Share Certificates
It is not mandatory to issue share certificates. Share certificate(s) shall, however, be issued at the request of a shareholder. If the company has incorporated in the book-entry system, there are no share certificates. Instead shares and their owning are listed on the date base held by the Finnish Central Securities Depository Ltd. See further, [1.4.4 Book-Entry System and Book-Entry Shares].
Prior to the issuance of share certificates it should be considered whether it makes sense for the company to issue such. Risks may be attached to a share certificate if, e.g., it gets stolen or lost. In such a case a third person might claim that the rights attached to the shares belong to him/her. A dispute arising from the unclear status of share ownership is usually expensive as well as time consuming and the result thereof is uncertain.
A share certificate is practical mainly in companies where it is essential to transfer and pledge shares. A share certificate may govern one or several shares. It may be issued only after full payment for the relevant share has been made. An interim certificate may be issued prior to this.
The company’s share certificates shall include following contents:
notation of the company’s business name registered with the Trade Register;
registered office of the company; the company’s address, its business identity code and possible liquidation status;
number of the share certificate;
the serial numbers of the shares or the quantity of shares;
the share class, if the company may have several share classes;
further, possible consent and redemption clauses included in the company’s articles of association, or a statement thereof, shall be included in the share certificates. In the absence of such statement, the members of the board of directors may become liable for damages in the event the transferee of the shares suffers a loss due to the absence of the statement. Damages to be compensated might include, e.g., such resulting from the absence of a consent clause in accordance with the articles of association where the company does not give its consent to the transfer of shares.

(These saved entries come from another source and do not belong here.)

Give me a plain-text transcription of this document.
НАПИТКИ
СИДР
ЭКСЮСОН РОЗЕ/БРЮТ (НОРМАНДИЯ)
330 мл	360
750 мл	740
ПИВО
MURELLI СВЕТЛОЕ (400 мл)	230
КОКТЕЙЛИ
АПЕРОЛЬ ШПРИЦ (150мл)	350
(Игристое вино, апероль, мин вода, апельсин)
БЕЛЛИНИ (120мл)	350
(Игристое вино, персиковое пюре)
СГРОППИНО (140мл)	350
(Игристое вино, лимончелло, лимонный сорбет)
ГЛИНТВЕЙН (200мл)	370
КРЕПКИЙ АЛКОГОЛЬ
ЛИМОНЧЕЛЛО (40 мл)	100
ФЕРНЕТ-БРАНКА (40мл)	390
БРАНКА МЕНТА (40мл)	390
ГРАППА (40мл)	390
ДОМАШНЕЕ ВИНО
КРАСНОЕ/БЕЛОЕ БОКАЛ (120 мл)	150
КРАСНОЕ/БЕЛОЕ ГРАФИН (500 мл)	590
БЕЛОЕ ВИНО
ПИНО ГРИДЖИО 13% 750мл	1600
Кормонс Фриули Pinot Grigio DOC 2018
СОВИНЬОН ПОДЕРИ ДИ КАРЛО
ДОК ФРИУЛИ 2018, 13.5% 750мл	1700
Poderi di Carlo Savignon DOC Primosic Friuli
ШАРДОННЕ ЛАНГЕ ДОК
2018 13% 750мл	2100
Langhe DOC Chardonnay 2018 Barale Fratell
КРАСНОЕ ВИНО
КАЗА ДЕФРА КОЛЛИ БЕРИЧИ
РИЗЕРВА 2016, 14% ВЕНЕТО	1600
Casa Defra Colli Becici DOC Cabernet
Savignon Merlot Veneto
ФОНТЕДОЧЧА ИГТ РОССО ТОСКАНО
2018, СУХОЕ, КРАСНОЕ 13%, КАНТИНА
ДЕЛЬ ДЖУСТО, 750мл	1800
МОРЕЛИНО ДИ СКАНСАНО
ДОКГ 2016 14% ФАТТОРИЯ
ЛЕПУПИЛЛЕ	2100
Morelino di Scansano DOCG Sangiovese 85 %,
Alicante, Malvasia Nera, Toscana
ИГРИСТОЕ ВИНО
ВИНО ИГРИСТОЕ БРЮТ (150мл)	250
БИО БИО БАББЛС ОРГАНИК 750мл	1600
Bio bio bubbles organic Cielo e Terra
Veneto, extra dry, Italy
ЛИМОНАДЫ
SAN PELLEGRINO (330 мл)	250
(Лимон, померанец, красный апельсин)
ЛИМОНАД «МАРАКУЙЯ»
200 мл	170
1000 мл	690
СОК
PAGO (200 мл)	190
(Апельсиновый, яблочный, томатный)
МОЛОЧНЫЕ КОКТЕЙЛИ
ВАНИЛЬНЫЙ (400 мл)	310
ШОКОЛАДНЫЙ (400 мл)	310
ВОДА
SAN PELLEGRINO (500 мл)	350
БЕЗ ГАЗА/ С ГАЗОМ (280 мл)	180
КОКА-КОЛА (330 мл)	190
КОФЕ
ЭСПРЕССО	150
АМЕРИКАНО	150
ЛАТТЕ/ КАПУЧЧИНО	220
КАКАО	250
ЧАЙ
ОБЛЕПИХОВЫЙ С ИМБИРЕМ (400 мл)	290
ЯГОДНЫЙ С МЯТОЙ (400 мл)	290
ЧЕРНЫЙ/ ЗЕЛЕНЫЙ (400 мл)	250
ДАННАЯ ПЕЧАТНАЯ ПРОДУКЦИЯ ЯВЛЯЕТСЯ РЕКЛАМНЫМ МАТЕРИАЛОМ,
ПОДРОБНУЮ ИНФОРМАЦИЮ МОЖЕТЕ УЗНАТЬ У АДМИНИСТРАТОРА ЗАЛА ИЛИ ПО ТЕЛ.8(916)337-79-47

The share certificate shall be dated and signed by the Board of Directors or a person duly authorized by the Board of Directors. The signature may be printed or reproduced in a comparable manner.
The share certificate shall without delay be marked in an appropriate manner, when:
the share is cancelled;
assets are distributed or shares issued against the presentation of the share certificate; or
a certificate is issued against the presentation of the share certificate.
The company may not automatically issue a new share certificate in case the old one has been lost or damaged. The old share certificate must first be cancelled. By cancelling is meant that the document is declared invalid. The district court may on petition cancel a document according to Act on Cancellation of Documents whereupon all the rights relating to the document are removed.
If the share certificate is issued as a replacement for a cancelled share certificate, this shall be mentioned in the share certificate.